Survival analysis

One year ago I joined a hackathon with some friends. The topic of the hackathon was survival analysis. In particular, we worked to predict the survival of melanoma patients. Survival analysis is different from other supervised learning frameworks for the two following reasons:

The output of the algorithm is a curve of probabilities that depend on time. This makes it different from the classification setting where the output is a probability or some probabilities that sum up to one. The functional object to be described is substantially different. This curve is known as survival curve and will be denoted as $S(t)$.
Censoring: for many observations, we don’t have all the information (they are censored). In the medical setting, these might be patients that stopped going to the doctor and we are not really sure about their health status.

A business application of survival analysis is predicting survival curves for a customer using a product. This, is we want to estimate the probability of the customer to still use the product at a given time $t$ in the future. This might allow to compute lifetime values for customers. Wether there is censoring or not might depend on the business setting.

Brier score

The metric we were asked to optimize was the Brier score.

Let’s say we are asked to predict in times from 0 to $T$. If a patient dies at time $t’$ and the output of our model is a function $S(t)$, the Brier score for that patient is:

\sum_{t=0}^{t'} (1 - S(t))^2 + \sum_{t=t'}^{T} S(t)^2

Which is roughly the L2 distance between the survival curve S(t) and the target curve.

For patients that survive until time $T$, the L2 distance is also used (same formula as above, but changing $t’$ by $T$).

For patients that are censored, the metric is similar but some weights multiply it according the the conditional survival function.

If we want to compute the Brier score of the whole population, we just aggregate using the mean of every individual Brier score.

Classic methods

Kaplan-Meier

The Kaplan-Meier estimator should be the baseline for any survival analysis model development. The Kaplan-Meier estimator is the equivalent of a constant model that just predicts the mean of the training observations in the regression setting.

If at time $t_i$ there are $n_i$ patients alive (and not censored) and $d_i$ dead patients, the Kaplan-Meier curve is defined via the following:

S(t) = \prod_{t_i \leq t}\left(1 - \frac{d_i}{n_i}\right)

If there isn’t any death or censoring between $t_1$ and $t_2$ in the training set, then $S(t_1) = S(t_2)$.

Cox model

The cox model estimates the hazard function instead of the surival function. The hazard function is defined as the death rate at time t conditional on survival until time t or later. It is related to the survival function by the following equation:

h(t) = -\frac{S'(t)}{S(t)}

And conversely:

S(t) = exp\left(-\int_0^t h(u)du\right)

Given some features $(x_1,\dots,x_n)$ and some coefficients $(b_1,\dots,b_n)$, the Cox model obtains the hazard function by

h(t) = h_0(t)exp(b_1x_1 + \dots + b_nx_n)

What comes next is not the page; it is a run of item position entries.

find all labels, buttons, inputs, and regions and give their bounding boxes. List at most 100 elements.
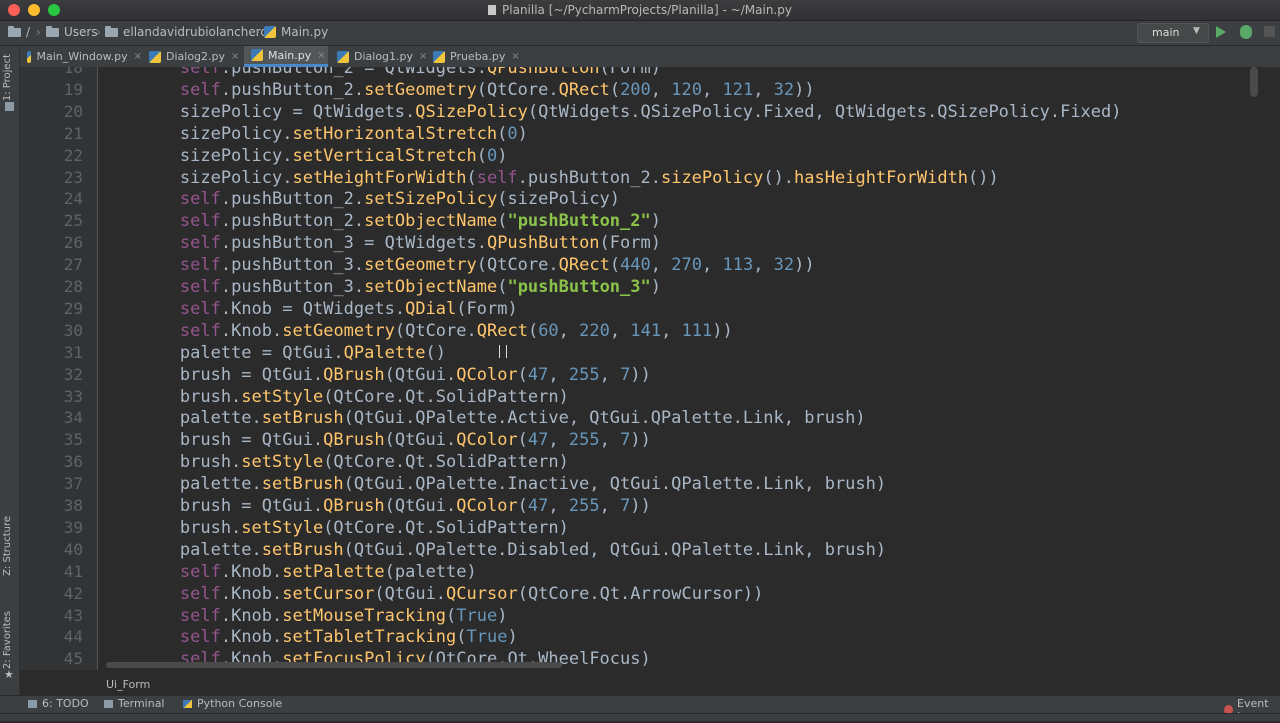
tab-prueba[interactable]: Prueba.py × [426, 46, 520, 67]
line-number: 34 [63, 408, 83, 428]
close-icon[interactable]: × [317, 50, 325, 61]
scrollbar-thumb[interactable] [106, 662, 562, 668]
run-configuration-label: main [1152, 26, 1180, 39]
editor-tab-bar: Main_Window.py × Dialog2.py × Main.py × Dia… [20, 46, 1280, 68]
line-number: 21 [63, 123, 83, 143]
structure-tool-button[interactable]: Z: Structure [2, 516, 13, 576]
code-editor[interactable]: self.pushButton_2 = QtWidgets.QPushButto… [98, 67, 1263, 670]
breadcrumb-separator: › [255, 25, 260, 39]
code-line[interactable]: palette.setBrush(QtGui.QPalette.Active, … [98, 407, 1198, 429]
debug-icon[interactable] [1240, 25, 1252, 39]
line-number: 39 [63, 517, 83, 537]
line-number: 33 [63, 386, 83, 406]
line-number: 25 [63, 211, 83, 231]
code-line[interactable]: self.pushButton_3 = QtWidgets.QPushButto… [98, 232, 1198, 254]
left-tool-strip: 1: Project Z: Structure 2: Favorites ★ [0, 46, 20, 696]
python-file-icon [149, 50, 161, 63]
code-line[interactable]: sizePolicy.setVerticalStretch(0) [98, 145, 1198, 167]
line-number: 41 [63, 561, 83, 581]
code-line[interactable]: self.pushButton_3.setObjectName("pushBut… [98, 276, 1198, 298]
scrollbar-thumb[interactable] [1250, 67, 1258, 97]
code-line[interactable]: self.pushButton_3.setGeometry(QtCore.QRe… [98, 254, 1198, 276]
stop-icon[interactable] [1264, 26, 1275, 37]
code-line[interactable]: brush.setStyle(QtCore.Qt.SolidPattern) [98, 451, 1198, 473]
tab-main[interactable]: Main.py × [244, 46, 328, 67]
line-number: 43 [63, 605, 83, 625]
code-line[interactable]: self.pushButton_2.setSizePolicy(sizePoli… [98, 188, 1198, 210]
python-file-icon [433, 50, 445, 63]
line-number: 29 [63, 298, 83, 318]
list-icon [28, 699, 37, 708]
code-line[interactable]: self.Knob.setGeometry(QtCore.QRect(60, 2… [98, 320, 1198, 342]
code-breadcrumb[interactable]: Ui_Form [98, 676, 1280, 695]
code-line[interactable]: brush.setStyle(QtCore.Qt.SolidPattern) [98, 517, 1198, 539]
terminal-icon [104, 699, 113, 708]
line-number: 40 [63, 539, 83, 559]
code-line[interactable]: brush = QtGui.QBrush(QtGui.QColor(47, 25… [98, 495, 1198, 517]
code-line[interactable]: sizePolicy.setHeightForWidth(self.pushBu… [98, 167, 1198, 189]
project-icon [5, 102, 14, 111]
horizontal-scrollbar[interactable] [98, 660, 1263, 670]
python-console-icon [183, 699, 192, 708]
run-configuration-select[interactable]: main ▼ [1137, 23, 1209, 43]
code-line[interactable]: self.Knob = QtWidgets.QDial(Form) [98, 298, 1198, 320]
code-line[interactable]: self.Knob.setCursor(QtGui.QCursor(QtCore… [98, 583, 1198, 605]
close-icon[interactable]: × [231, 51, 239, 62]
code-line[interactable]: sizePolicy = QtWidgets.QSizePolicy(QtWid… [98, 101, 1198, 123]
code-line[interactable]: self.Knob.setTabletTracking(True) [98, 626, 1198, 648]
line-number: 37 [63, 474, 83, 494]
line-number: 32 [63, 364, 83, 384]
code-line[interactable]: self.Knob.setPalette(palette) [98, 561, 1198, 583]
todo-tool-button[interactable]: 6: TODO [28, 697, 89, 710]
star-icon: ★ [4, 668, 14, 681]
favorites-tool-button[interactable]: 2: Favorites [2, 611, 13, 669]
line-number: 38 [63, 496, 83, 515]
window-title: Planilla [~/PycharmProjects/Planilla] - … [0, 3, 1280, 17]
breadcrumb-file[interactable]: Main.py [264, 25, 328, 39]
line-number: 24 [63, 189, 83, 209]
window-titlebar: Planilla [~/PycharmProjects/Planilla] - … [0, 0, 1280, 21]
code-line[interactable]: self.pushButton_2 = QtWidgets.QPushButto… [98, 67, 1198, 79]
code-line[interactable]: palette.setBrush(QtGui.QPalette.Disabled… [98, 539, 1198, 561]
line-number: 19 [63, 79, 83, 99]
code-line[interactable]: self.pushButton_2.setObjectName("pushBut… [98, 210, 1198, 232]
breadcrumb-root[interactable]: / [8, 25, 30, 39]
line-number: 27 [63, 255, 83, 275]
code-line[interactable]: sizePolicy.setHorizontalStretch(0) [98, 123, 1198, 145]
folder-icon [105, 25, 118, 37]
vertical-scrollbar[interactable] [1246, 67, 1263, 670]
breadcrumb-user-folder[interactable]: ellandavidrubiolancheros [105, 25, 274, 39]
line-number: 44 [63, 627, 83, 647]
close-icon[interactable]: × [511, 51, 519, 62]
line-number: 23 [63, 167, 83, 187]
line-number: 30 [63, 320, 83, 340]
line-number: 36 [63, 452, 83, 472]
breadcrumb-separator: › [96, 25, 101, 39]
tool-window-bar: 6: TODO Terminal Python Console Event Lo [0, 695, 1280, 723]
terminal-tool-button[interactable]: Terminal [104, 697, 165, 710]
project-tool-button[interactable]: 1: Project [2, 54, 13, 101]
line-number: 31 [63, 342, 83, 362]
code-line[interactable]: brush.setStyle(QtCore.Qt.SolidPattern) [98, 386, 1198, 408]
code-line[interactable]: brush = QtGui.QBrush(QtGui.QColor(47, 25… [98, 364, 1198, 386]
python-console-tool-button[interactable]: Python Console [183, 697, 282, 710]
breadcrumb-users[interactable]: Users [46, 25, 98, 39]
line-number: 45 [63, 649, 83, 669]
code-line[interactable]: self.pushButton_2.setGeometry(QtCore.QRe… [98, 79, 1198, 101]
tab-dialog1[interactable]: Dialog1.py × [330, 46, 428, 67]
code-line[interactable]: palette = QtGui.QPalette() [98, 342, 1198, 364]
line-number: 35 [63, 430, 83, 450]
window-title-text: Planilla [~/PycharmProjects/Planilla] - … [502, 3, 792, 17]
line-number: 22 [63, 145, 83, 165]
breadcrumb-separator: › [36, 25, 41, 39]
close-icon[interactable]: × [134, 51, 142, 62]
tab-dialog2[interactable]: Dialog2.py × [142, 46, 242, 67]
code-line[interactable]: brush = QtGui.QBrush(QtGui.QColor(47, 25… [98, 429, 1198, 451]
run-icon[interactable] [1216, 26, 1226, 38]
code-line[interactable]: self.Knob.setMouseTracking(True) [98, 605, 1198, 627]
chevron-down-icon: ▼ [1193, 26, 1200, 36]
folder-icon [8, 25, 21, 37]
folder-icon [46, 25, 59, 37]
code-line[interactable]: palette.setBrush(QtGui.QPalette.Inactive… [98, 473, 1198, 495]
tab-main-window[interactable]: Main_Window.py × [20, 46, 142, 67]
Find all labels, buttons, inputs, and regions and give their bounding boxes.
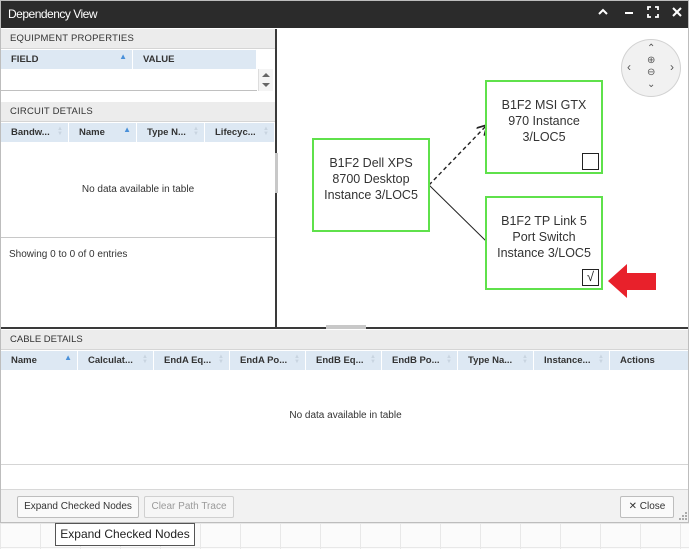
navigation-control[interactable]: ⌃ ‹ › ⊕ ⊖ ⌄ xyxy=(621,39,681,97)
cable-details-header: CABLE DETAILS xyxy=(1,330,688,350)
pan-down-icon[interactable]: ⌄ xyxy=(647,80,655,90)
cable-details-table: Name ▲ Calculat... ▲ ▼ EndA Eq... ▲ ▼ EndA… xyxy=(1,351,688,465)
sort-icon: ▲ ▼ xyxy=(193,126,199,137)
column-header-endb-equipment[interactable]: EndB Eq... ▲ ▼ xyxy=(306,351,382,370)
column-header-name[interactable]: Name ▲ xyxy=(1,351,78,370)
zoom-out-icon[interactable]: ⊖ xyxy=(647,68,655,78)
graph-node-dell-xps[interactable]: B1F2 Dell XPS 8700 Desktop Instance 3/LO… xyxy=(312,138,430,232)
column-header-endb-port[interactable]: EndB Po... ▲ ▼ xyxy=(382,351,458,370)
column-header-field[interactable]: FIELD ▲ xyxy=(1,50,133,69)
dashed-dependency-edge xyxy=(428,126,486,186)
node-label: B1F2 TP Link 5 Port Switch Instance 3/LO… xyxy=(497,214,591,260)
dialog-footer: Expand Checked Nodes Clear Path Trace ✕ … xyxy=(1,489,688,522)
cable-empty-message: No data available in table xyxy=(289,410,402,421)
column-header-enda-port[interactable]: EndA Po... ▲ ▼ xyxy=(230,351,306,370)
scroll-arrows-icon xyxy=(262,73,270,87)
resize-grip-icon[interactable] xyxy=(679,512,688,521)
sort-icon: ▲ ▼ xyxy=(598,354,604,365)
column-header-enda-equipment[interactable]: EndA Eq... ▲ ▼ xyxy=(154,351,230,370)
zoom-in-icon[interactable]: ⊕ xyxy=(647,56,655,66)
window-title: Dependency View xyxy=(8,7,98,21)
pan-right-icon[interactable]: › xyxy=(670,61,674,73)
sort-icon: ▲ ▼ xyxy=(370,354,376,365)
column-header-lifecycle[interactable]: Lifecyc... ▲ ▼ xyxy=(205,123,275,142)
column-header-value[interactable]: VALUE xyxy=(133,50,257,69)
title-bar[interactable]: Dependency View xyxy=(1,1,688,28)
sort-icon: ▲ ▼ xyxy=(263,126,269,137)
horizontal-splitter-handle[interactable] xyxy=(326,325,366,329)
pan-up-icon[interactable]: ⌃ xyxy=(647,44,655,54)
circuit-details-body: No data available in table xyxy=(1,142,275,238)
circuit-table-info: Showing 0 to 0 of 0 entries xyxy=(9,249,128,260)
graph-node-msi-gtx[interactable]: B1F2 MSI GTX 970 Instance 3/LOC5 xyxy=(485,80,603,174)
node-checkbox-checked[interactable]: √ xyxy=(582,269,599,286)
dependency-graph[interactable]: B1F2 Dell XPS 8700 Desktop Instance 3/LO… xyxy=(278,29,688,327)
sort-icon: ▲ ▼ xyxy=(294,354,300,365)
sort-icon: ▲ ▼ xyxy=(218,354,224,365)
column-header-calculated[interactable]: Calculat... ▲ ▼ xyxy=(78,351,154,370)
close-x-icon: ✕ xyxy=(628,501,638,512)
column-header-type-name[interactable]: Type Na... ▲ ▼ xyxy=(458,351,534,370)
node-label: B1F2 Dell XPS 8700 Desktop Instance 3/LO… xyxy=(324,156,418,202)
collapse-icon[interactable] xyxy=(595,6,611,22)
sort-ascending-icon: ▲ xyxy=(119,52,127,61)
dependency-view-dialog: Dependency View EQUIPMENT PROPERTIES FIE… xyxy=(0,0,689,523)
close-icon[interactable] xyxy=(669,6,685,22)
solid-dependency-edge xyxy=(428,184,487,242)
equipment-properties-header: EQUIPMENT PROPERTIES xyxy=(1,29,275,49)
sort-icon: ▲ ▼ xyxy=(142,354,148,365)
equipment-scrollbar[interactable] xyxy=(258,69,273,91)
red-arrow-icon xyxy=(608,264,656,298)
column-header-actions: Actions xyxy=(610,351,688,370)
clear-path-trace-button[interactable]: Clear Path Trace xyxy=(144,496,234,518)
circuit-empty-message: No data available in table xyxy=(81,184,195,195)
minimize-icon[interactable] xyxy=(621,6,637,22)
left-panel: EQUIPMENT PROPERTIES FIELD ▲ VALUE CIRCU… xyxy=(1,29,277,327)
maximize-icon[interactable] xyxy=(645,6,661,22)
sort-ascending-icon: ▲ xyxy=(64,353,72,362)
node-label: B1F2 MSI GTX 970 Instance 3/LOC5 xyxy=(501,98,587,144)
sort-ascending-icon: ▲ xyxy=(123,125,131,134)
column-header-name[interactable]: Name ▲ xyxy=(69,123,137,142)
column-header-type-name[interactable]: Type N... ▲ ▼ xyxy=(137,123,205,142)
column-header-bandwidth[interactable]: Bandw... ▲ ▼ xyxy=(1,123,69,142)
graph-node-tp-link-switch[interactable]: B1F2 TP Link 5 Port Switch Instance 3/LO… xyxy=(485,196,603,290)
node-checkbox-unchecked[interactable] xyxy=(582,153,599,170)
expand-checked-nodes-button[interactable]: Expand Checked Nodes xyxy=(17,496,139,518)
circuit-details-header: CIRCUIT DETAILS xyxy=(1,102,275,122)
pan-left-icon[interactable]: ‹ xyxy=(627,61,631,73)
column-header-instance[interactable]: Instance... ▲ ▼ xyxy=(534,351,610,370)
sort-icon: ▲ ▼ xyxy=(446,354,452,365)
sort-icon: ▲ ▼ xyxy=(522,354,528,365)
equipment-properties-body xyxy=(1,69,257,91)
tooltip: Expand Checked Nodes xyxy=(55,523,195,546)
sort-icon: ▲ ▼ xyxy=(57,126,63,137)
close-button[interactable]: ✕ Close xyxy=(620,496,674,518)
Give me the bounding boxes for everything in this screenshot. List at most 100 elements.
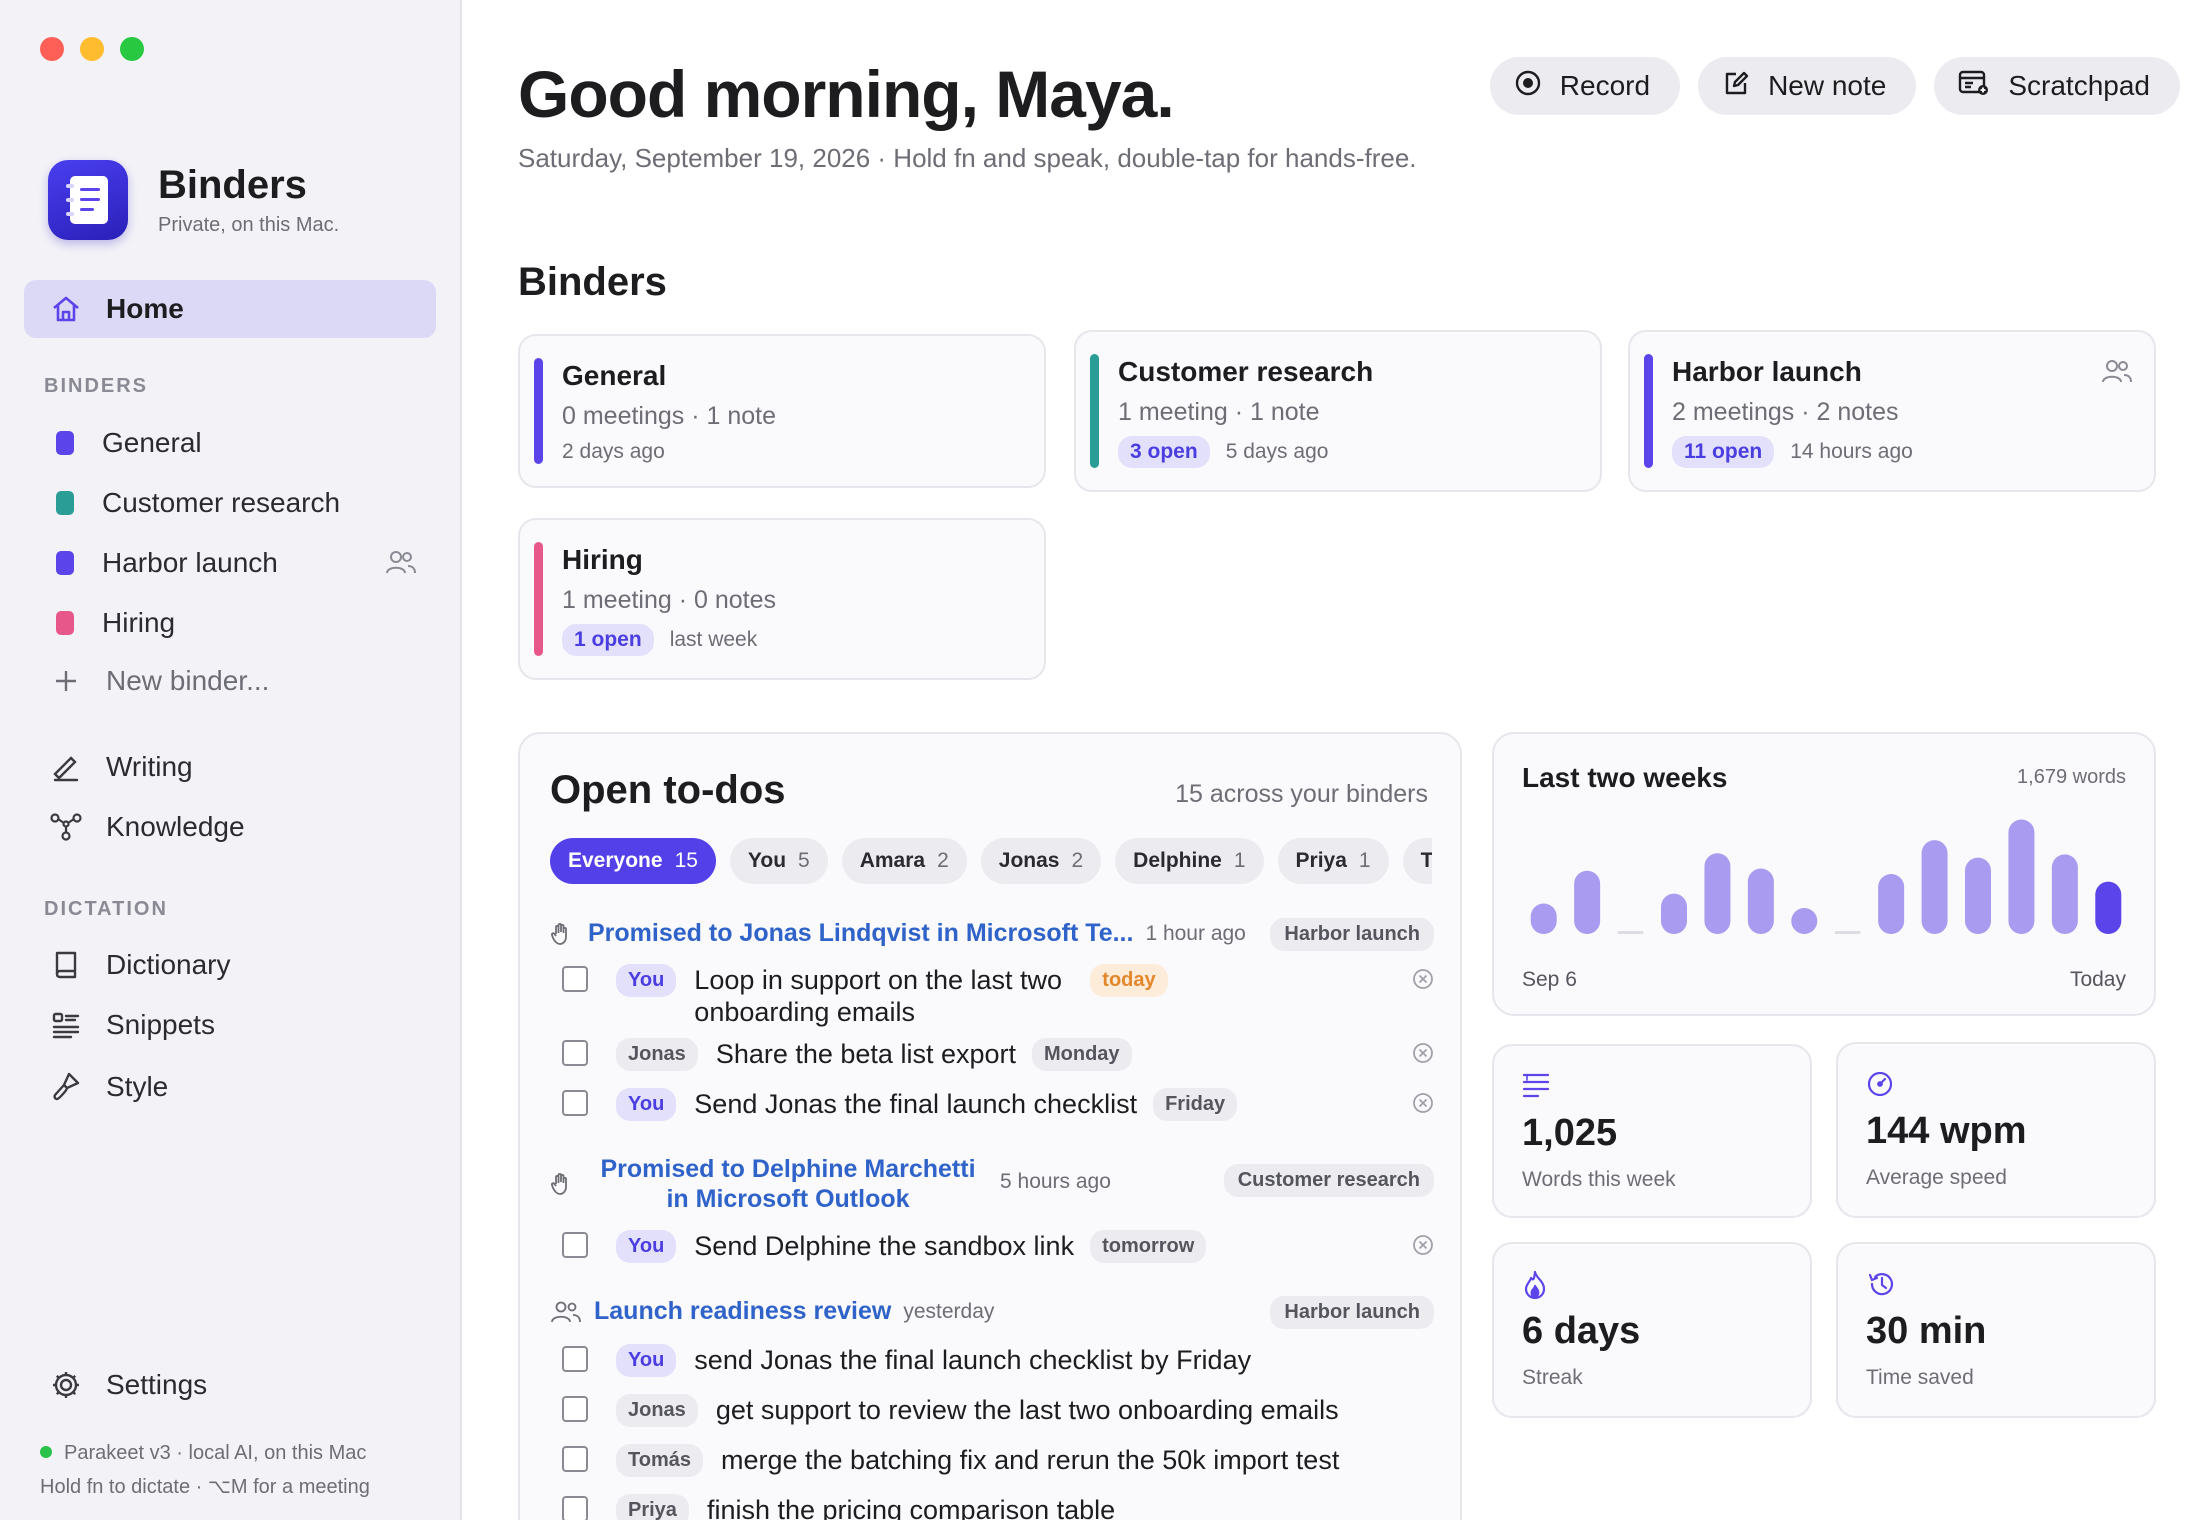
todo-checkbox[interactable] — [562, 1346, 588, 1372]
record-icon — [1514, 69, 1542, 104]
due-badge: Monday — [1032, 1038, 1132, 1071]
dismiss-icon[interactable] — [1412, 1234, 1434, 1261]
filter-chip-amara[interactable]: Amara 2 — [841, 838, 967, 884]
chip-label: Everyone — [568, 849, 663, 872]
sidebar-item-harbor-launch[interactable]: Harbor launch — [24, 534, 436, 592]
sidebar-item-customer-research[interactable]: Customer research — [24, 474, 436, 532]
new-binder-label: New binder... — [106, 665, 270, 696]
chart-bar — [1791, 908, 1818, 934]
record-button[interactable]: Record — [1489, 57, 1681, 115]
filter-chip-you[interactable]: You 5 — [729, 838, 828, 884]
binder-tag: Customer research — [1223, 1164, 1434, 1197]
model-status: Parakeet v3 · local AI, on this Mac — [40, 1442, 366, 1465]
sidebar-item-label: Home — [106, 293, 184, 324]
record-label: Record — [1559, 70, 1651, 101]
zoom-window-button[interactable] — [120, 37, 144, 61]
binder-card-general[interactable]: General 0 meetings · 1 note 2 days ago — [518, 334, 1046, 488]
todo-checkbox[interactable] — [562, 1496, 588, 1520]
binder-card-harbor-launch[interactable]: Harbor launch 2 meetings · 2 notes 11 op… — [1628, 330, 2156, 492]
todo-group-time: yesterday — [903, 1300, 995, 1323]
stat-value: 144 wpm — [1866, 1110, 2027, 1152]
filter-chip-everyone[interactable]: Everyone 15 — [550, 838, 716, 884]
dismiss-icon[interactable] — [1412, 1092, 1434, 1119]
due-badge: tomorrow — [1090, 1230, 1207, 1263]
binder-card-meta: 1 meeting · 1 note — [1118, 398, 1320, 426]
page-title: Good morning, Maya. — [518, 57, 1175, 131]
close-window-button[interactable] — [40, 37, 64, 61]
due-badge: Friday — [1153, 1088, 1238, 1121]
chart-total: 1,679 words — [2017, 766, 2126, 788]
todo-checkbox[interactable] — [562, 1040, 588, 1066]
scratchpad-button[interactable]: Scratchpad — [1934, 57, 2180, 115]
minimize-window-button[interactable] — [80, 37, 104, 61]
assignee-badge: You — [616, 1230, 677, 1263]
open-count-badge: 1 open — [562, 624, 654, 656]
dismiss-icon[interactable] — [1412, 1042, 1434, 1069]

The main assumption in the cox model are the so called proportional hazards. Proportional hazards intuitively mean that if individual A has higher survival probability at a time $t_1$ than individual B, then it has a higher survival probability at all times.

Both linear dependence from the coefficients and proportional hazards are assumptions that make the Cox model, in general, a high bias model.

This is the model our team used to calculate survival curves. Most of the work we did was based on feature engineering.

Metric-optimizing approach

Unfortunately our model ended up in second position, far from the first place in the leaderboard.

This section explains the first team solution.

Let us recall what the Brier score for a set of individuals is defined as

BS = \frac{1}{NT} \sum_{i=1}^N \sum_{t=0}^{T} w_i(t) (y_i(t) - S_i(t))^2

where $y_i(t)$ is the survival target for that patient, being 1 before death time and 0 after death time, and $w_i(t)$ the censoring weights for that patient. A nice trick is to reformulate the sum as

BS = \frac{1}{NT} \sum_{t=0}^T \sum_{i=1}^{N} w_i(t) (y_i(t) - S_i(t))^2

Every of the inner summands can be thought as a regression problem. So, $T$ independent regression models can be trained, with any algorithm or method you want, and this directly optimizes the Brier score. On the other hand, the Cox model doesn’t optimize the Brier score directly.

This trick allowed the first team to optimize the metric and have better predictive curves. These curves had a property that would have made any statistician cry, as they survival function was non-monotonous. However, their error metric was way lower.